Exhibit A may be the fact that Koegen and Fortin -- the two lead architects of the city's side of the deal -- concluded that the city should only pay $18 million for the garage. The city wound up agreeing to a $26 million price. (The developer wanted them to pay even more.) The city will try to portray this as proof that Koegen knew better but did little to stop the city from entering into a bad deal. Koegen's lawyer -- Seattle's Ralph Cromwell, who specializes in defending lawyers against malpractice -- will likely point out that Koegen merely issued his opinion, while city officials negotiated the final price. Koegen and Fortin have stated that they came to believe the garage could support a $26 million mortgage.
There were other things, too, like Koegen's advice that the city shouldn't purchase bond insurance -- which is costly, but certainly would have been useful in this case. And there was Koegen's elaborate plan to set up a layer of protection for the city by having a separate foundation purchase the garage instead of the city. Many believed that Koegen's foundation scheme wouldn't have withstood legal scrutiny, but we'll never know because the city bought out the bondholders before the issue of who really owned the garage was ever heard in court.
And a question has come up about how Koegen behaved when it became apparent, in the summer of 1999, that a default clause in the deal might be triggered over a dispute over parking plans between AMC Theaters and River Park Square. According to the deal, the foundation would not have to buy the garage if there were any defaults. More important, the negotiations to keep AMC in the mall required changing the parking plans; the city will argue that those changes made the garage's bankruptcy inevitable.
Apparently, Koegen did not inform his clients of these developments, including then-Mayor John Talbott. A basic definition of legal malpractice is keeping information from your clients, so the city will likely tell Richland jurors that the deal would have collapsed if their lawyer had informed them of what was happening.

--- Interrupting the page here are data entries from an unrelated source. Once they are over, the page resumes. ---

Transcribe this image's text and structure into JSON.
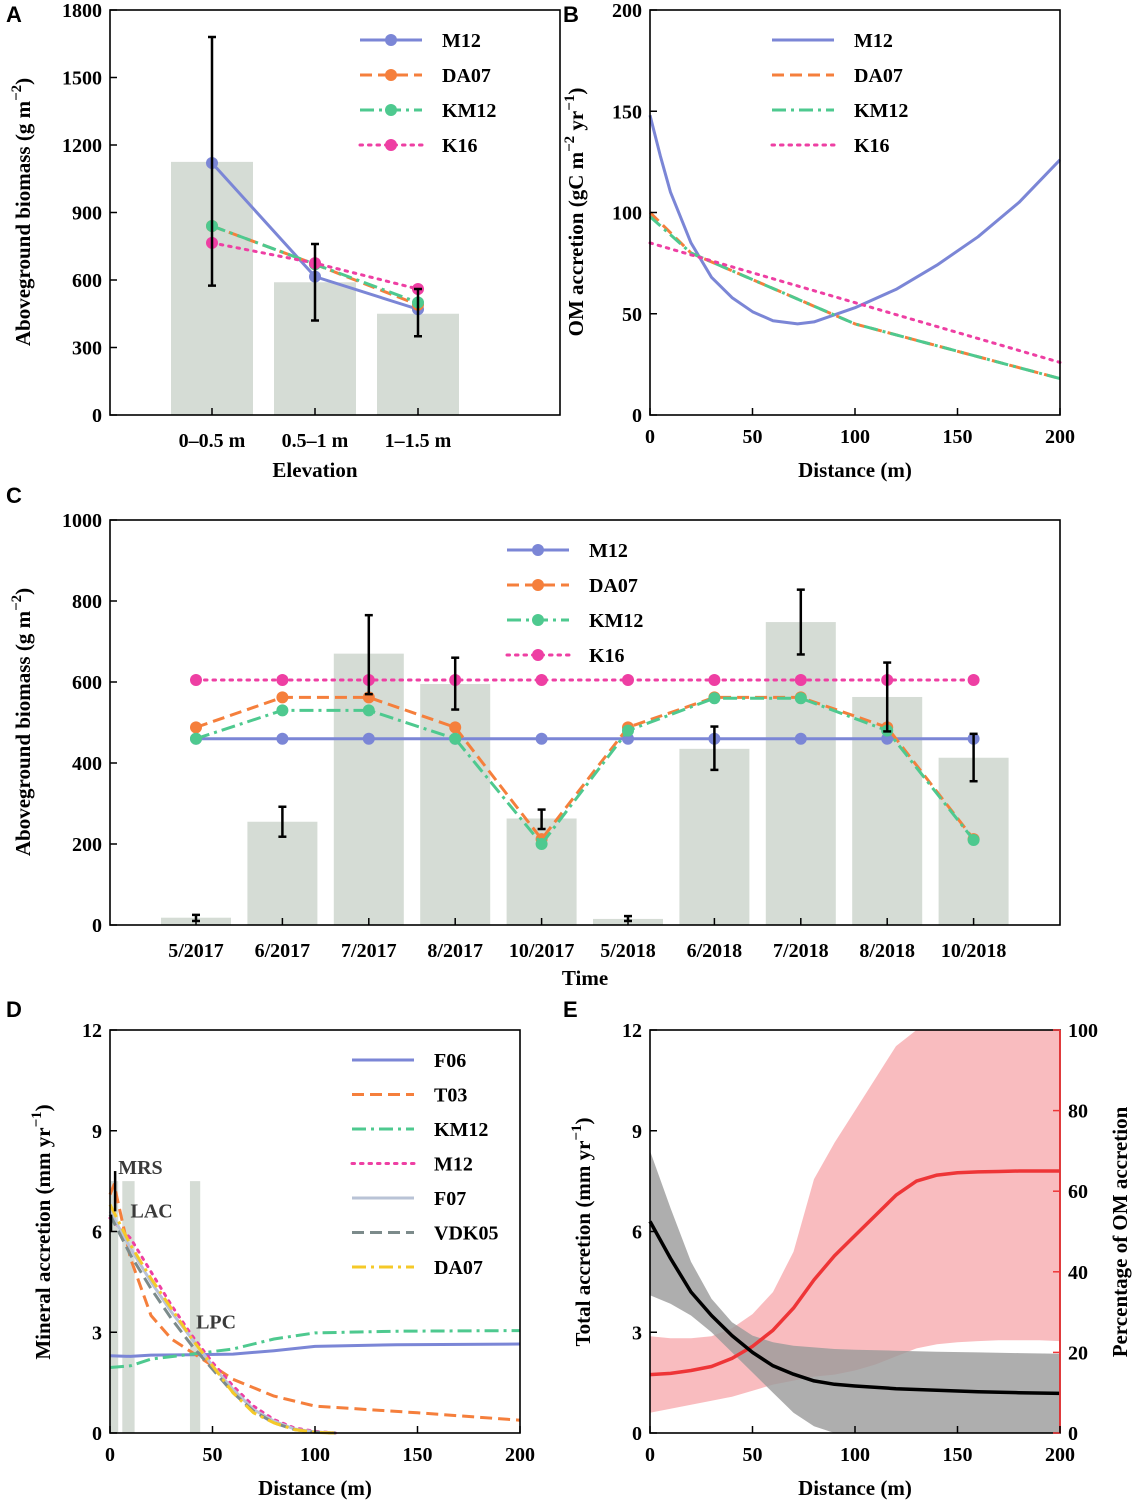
{
  "colors": {
    "M12": "#7b86d6",
    "DA07": "#f57f3c",
    "KM12": "#4ec98f",
    "K16": "#ee3fa3",
    "F06": "#7b86d6",
    "T03": "#f57f3c",
    "F07": "#b9c3d6",
    "VDK05": "#7c8b8b",
    "DA07_D": "#f5c928",
    "bar": "#d5dcd5",
    "black": "#000000",
    "red": "#ee3537",
    "redband": "#f7a6a9",
    "grayband": "#9a9a9a"
  },
  "chart_data": [
    {
      "panel": "A",
      "type": "bar",
      "xlabel": "Elevation",
      "ylabel": "Aboveground biomass (g m⁻²)",
      "ylim": [
        0,
        1800
      ],
      "yticks": [
        0,
        300,
        600,
        900,
        1200,
        1500,
        1800
      ],
      "categories": [
        "0–0.5 m",
        "0.5–1 m",
        "1–1.5 m"
      ],
      "bars": [
        1125,
        590,
        450
      ],
      "errorbars": [
        [
          575,
          1680
        ],
        [
          420,
          760
        ],
        [
          350,
          560
        ]
      ],
      "series": [
        {
          "name": "M12",
          "style": "solid",
          "values": [
            1120,
            615,
            470
          ]
        },
        {
          "name": "DA07",
          "style": "dashed",
          "values": [
            840,
            670,
            490
          ]
        },
        {
          "name": "KM12",
          "style": "dashdot",
          "values": [
            840,
            670,
            500
          ]
        },
        {
          "name": "K16",
          "style": "dotted",
          "values": [
            765,
            675,
            560
          ]
        }
      ],
      "legend": [
        "M12",
        "DA07",
        "KM12",
        "K16"
      ]
    },
    {
      "panel": "B",
      "type": "line",
      "xlabel": "Distance (m)",
      "ylabel": "OM accretion (gC m⁻² yr⁻¹)",
      "xlim": [
        0,
        200
      ],
      "ylim": [
        0,
        200
      ],
      "xticks": [
        0,
        50,
        100,
        150,
        200
      ],
      "yticks": [
        0,
        50,
        100,
        150,
        200
      ],
      "series": [
        {
          "name": "M12",
          "style": "solid",
          "x": [
            0,
            5,
            10,
            20,
            30,
            40,
            50,
            60,
            72,
            80,
            90,
            100,
            120,
            140,
            160,
            180,
            200
          ],
          "y": [
            148,
            128,
            110,
            85,
            68,
            58,
            51,
            46.5,
            45,
            46,
            49.5,
            53,
            62,
            74,
            88,
            105,
            126
          ]
        },
        {
          "name": "DA07",
          "style": "dashed",
          "x": [
            0,
            20,
            100,
            200
          ],
          "y": [
            100,
            80,
            45,
            18
          ]
        },
        {
          "name": "KM12",
          "style": "dashdot",
          "x": [
            0,
            20,
            100,
            200
          ],
          "y": [
            98,
            80,
            45,
            18
          ]
        },
        {
          "name": "K16",
          "style": "dotted",
          "x": [
            0,
            200
          ],
          "y": [
            85,
            26
          ]
        }
      ],
      "legend": [
        "M12",
        "DA07",
        "KM12",
        "K16"
      ]
    },
    {
      "panel": "C",
      "type": "bar",
      "xlabel": "Time",
      "ylabel": "Aboveground biomass (g m⁻²)",
      "ylim": [
        0,
        1000
      ],
      "yticks": [
        0,
        200,
        400,
        600,
        800,
        1000
      ],
      "categories": [
        "5/2017",
        "6/2017",
        "7/2017",
        "8/2017",
        "10/2017",
        "5/2018",
        "6/2018",
        "7/2018",
        "8/2018",
        "10/2018"
      ],
      "bars": [
        18,
        255,
        670,
        595,
        263,
        15,
        435,
        748,
        563,
        413
      ],
      "errorbars": [
        [
          10,
          25
        ],
        [
          218,
          292
        ],
        [
          570,
          765
        ],
        [
          532,
          660
        ],
        [
          237,
          285
        ],
        [
          10,
          22
        ],
        [
          383,
          490
        ],
        [
          668,
          828
        ],
        [
          478,
          648
        ],
        [
          355,
          472
        ]
      ],
      "series": [
        {
          "name": "M12",
          "style": "solid",
          "values": [
            460,
            460,
            460,
            460,
            460,
            460,
            460,
            460,
            460,
            460
          ]
        },
        {
          "name": "DA07",
          "style": "dashed",
          "values": [
            488,
            562,
            562,
            488,
            212,
            488,
            562,
            562,
            488,
            212
          ]
        },
        {
          "name": "KM12",
          "style": "dashdot",
          "values": [
            460,
            530,
            530,
            460,
            200,
            480,
            560,
            560,
            480,
            210
          ]
        },
        {
          "name": "K16",
          "style": "dotted",
          "values": [
            605,
            605,
            605,
            605,
            605,
            605,
            605,
            605,
            605,
            605
          ]
        }
      ],
      "legend": [
        "M12",
        "DA07",
        "KM12",
        "K16"
      ]
    },
    {
      "panel": "D",
      "type": "line",
      "xlabel": "Distance (m)",
      "ylabel": "Mineral accretion (mm yr⁻¹)",
      "xlim": [
        0,
        200
      ],
      "ylim": [
        0,
        12
      ],
      "xticks": [
        0,
        50,
        100,
        150,
        200
      ],
      "yticks": [
        0,
        3,
        6,
        9,
        12
      ],
      "annotations": [
        {
          "text": "MRS",
          "x": 4,
          "y": 7.6
        },
        {
          "text": "LAC",
          "x": 10,
          "y": 6.3
        },
        {
          "text": "LPC",
          "x": 42,
          "y": 3.0
        }
      ],
      "shaded_x": [
        [
          0,
          4
        ],
        [
          6,
          12
        ],
        [
          39,
          44
        ]
      ],
      "series": [
        {
          "name": "F06",
          "style": "solid",
          "x": [
            0,
            10,
            20,
            40,
            60,
            80,
            100,
            140,
            200
          ],
          "y": [
            2.3,
            2.28,
            2.32,
            2.33,
            2.35,
            2.45,
            2.58,
            2.63,
            2.65
          ]
        },
        {
          "name": "T03",
          "style": "dashed",
          "x": [
            0,
            2,
            10,
            20,
            30,
            40,
            50,
            60,
            80,
            100,
            150,
            200
          ],
          "y": [
            7.1,
            7.4,
            5.2,
            3.5,
            2.8,
            2.4,
            2.0,
            1.6,
            1.1,
            0.8,
            0.6,
            0.38
          ]
        },
        {
          "name": "KM12",
          "style": "dashdot",
          "x": [
            0,
            10,
            20,
            40,
            60,
            80,
            100,
            140,
            200
          ],
          "y": [
            1.95,
            2.0,
            2.2,
            2.35,
            2.5,
            2.8,
            2.98,
            3.03,
            3.05
          ]
        },
        {
          "name": "M12",
          "style": "dotted",
          "x": [
            0,
            10,
            20,
            30,
            40,
            50,
            60,
            70,
            80,
            90,
            100,
            110
          ],
          "y": [
            6.4,
            5.8,
            4.8,
            3.8,
            2.9,
            2.1,
            1.4,
            0.8,
            0.4,
            0.15,
            0.05,
            0
          ]
        },
        {
          "name": "F07",
          "style": "solid",
          "x": [
            0,
            10,
            20,
            30,
            40,
            50,
            60,
            70,
            80,
            90,
            100,
            110
          ],
          "y": [
            6.6,
            5.5,
            4.5,
            3.6,
            2.8,
            2.0,
            1.3,
            0.7,
            0.35,
            0.12,
            0.03,
            0
          ]
        },
        {
          "name": "VDK05",
          "style": "dashed",
          "x": [
            0,
            10,
            20,
            30,
            40,
            50,
            60,
            70,
            80,
            90,
            100,
            110
          ],
          "y": [
            6.5,
            5.3,
            4.3,
            3.4,
            2.6,
            1.9,
            1.2,
            0.65,
            0.3,
            0.1,
            0.02,
            0
          ]
        },
        {
          "name": "DA07",
          "style": "dashdot",
          "x": [
            0,
            10,
            20,
            30,
            40,
            50,
            60,
            70,
            80,
            90,
            100,
            110
          ],
          "y": [
            6.8,
            5.6,
            4.6,
            3.7,
            2.8,
            2.0,
            1.2,
            0.6,
            0.3,
            0.1,
            0.02,
            0
          ]
        }
      ],
      "legend": [
        "F06",
        "T03",
        "KM12",
        "M12",
        "F07",
        "VDK05",
        "DA07"
      ]
    },
    {
      "panel": "E",
      "type": "area",
      "xlabel": "Distance (m)",
      "ylabel": "Total accretion (mm yr⁻¹)",
      "ylabel_right": "Percentage of OM accretion",
      "xlim": [
        0,
        200
      ],
      "ylim": [
        0,
        12
      ],
      "ylim_right": [
        0,
        100
      ],
      "xticks": [
        0,
        50,
        100,
        150,
        200
      ],
      "yticks": [
        0,
        3,
        6,
        9,
        12
      ],
      "yticks_right": [
        0,
        20,
        40,
        60,
        80,
        100
      ],
      "total_accretion": {
        "x": [
          0,
          10,
          20,
          30,
          40,
          50,
          60,
          70,
          80,
          90,
          100,
          120,
          140,
          160,
          180,
          200
        ],
        "mean": [
          6.3,
          5.2,
          4.2,
          3.5,
          2.9,
          2.4,
          2.0,
          1.75,
          1.55,
          1.45,
          1.4,
          1.32,
          1.27,
          1.23,
          1.2,
          1.18
        ],
        "lower": [
          4.1,
          3.85,
          3.5,
          3.0,
          2.4,
          1.8,
          1.2,
          0.6,
          0.2,
          0,
          0,
          0,
          0,
          0,
          0,
          0
        ],
        "upper": [
          8.4,
          6.7,
          5.1,
          4.0,
          3.3,
          2.9,
          2.7,
          2.6,
          2.55,
          2.5,
          2.48,
          2.45,
          2.42,
          2.4,
          2.38,
          2.36
        ]
      },
      "om_percentage": {
        "x": [
          0,
          10,
          20,
          30,
          40,
          50,
          60,
          70,
          80,
          90,
          100,
          110,
          120,
          130,
          140,
          150,
          160,
          170,
          180,
          190,
          200
        ],
        "mean": [
          14.5,
          14.8,
          15.5,
          16.5,
          18.5,
          21.5,
          25.5,
          31,
          38,
          44,
          49,
          54,
          59,
          62.5,
          64,
          64.6,
          64.8,
          64.9,
          65,
          65,
          65
        ],
        "lower": [
          5,
          6,
          7,
          8,
          9,
          10.5,
          12,
          13,
          14,
          14.5,
          15.5,
          17,
          19,
          21,
          22,
          22.5,
          22.8,
          23,
          23,
          23,
          22.8
        ],
        "upper": [
          24,
          23.5,
          23.5,
          24,
          26,
          29.5,
          35,
          45,
          63,
          72,
          80,
          88,
          96,
          100,
          100,
          100,
          100,
          100,
          100,
          100,
          100
        ]
      }
    }
  ],
  "panel_labels": {
    "A": "A",
    "B": "B",
    "C": "C",
    "D": "D",
    "E": "E"
  }
}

But Perkins-Coie will likely counter that whether the foundation could have been persuaded to drop out of the deal is an open question -- and besides, AMC never defaulted.
But as has seemed evident all along in this federal case, it looks like it will all come down to the Official Statement. That key document was created by a working group made up of Prudential Securities, the law firm of Foster, Pepper and Shefelman (which has since settled with the city) and Roy Koegen. It was shoddy work, the city's special counsel Laurel Siddoway will argue, and the failure of the city's own lawyer to adequately spell out the risks -- risks he was fully aware of -- brought financial ruin on poor little Spokane. Perkins-Coie will argue that it was a solid OS with plenty of disclosure and that the city and others liked the deal plenty back in 1997.
When the garage deal is boiled down to something called the OS, all the human drama and civic emotion that has characterized the saga seems to be strained out of it. So it falls to the lawyers to engage the jury -- over five weeks starting April 21 -- on all the esoterics of municipal finance, securities law and parking validation systems. In the end, someone will win this fight: Roy Koegen may preserve his good name, or the city of Spokane may make a bad deal seem not quite so bad.
But any victory celebration will be short-lived: Appeals could keep this issue on life support for some time.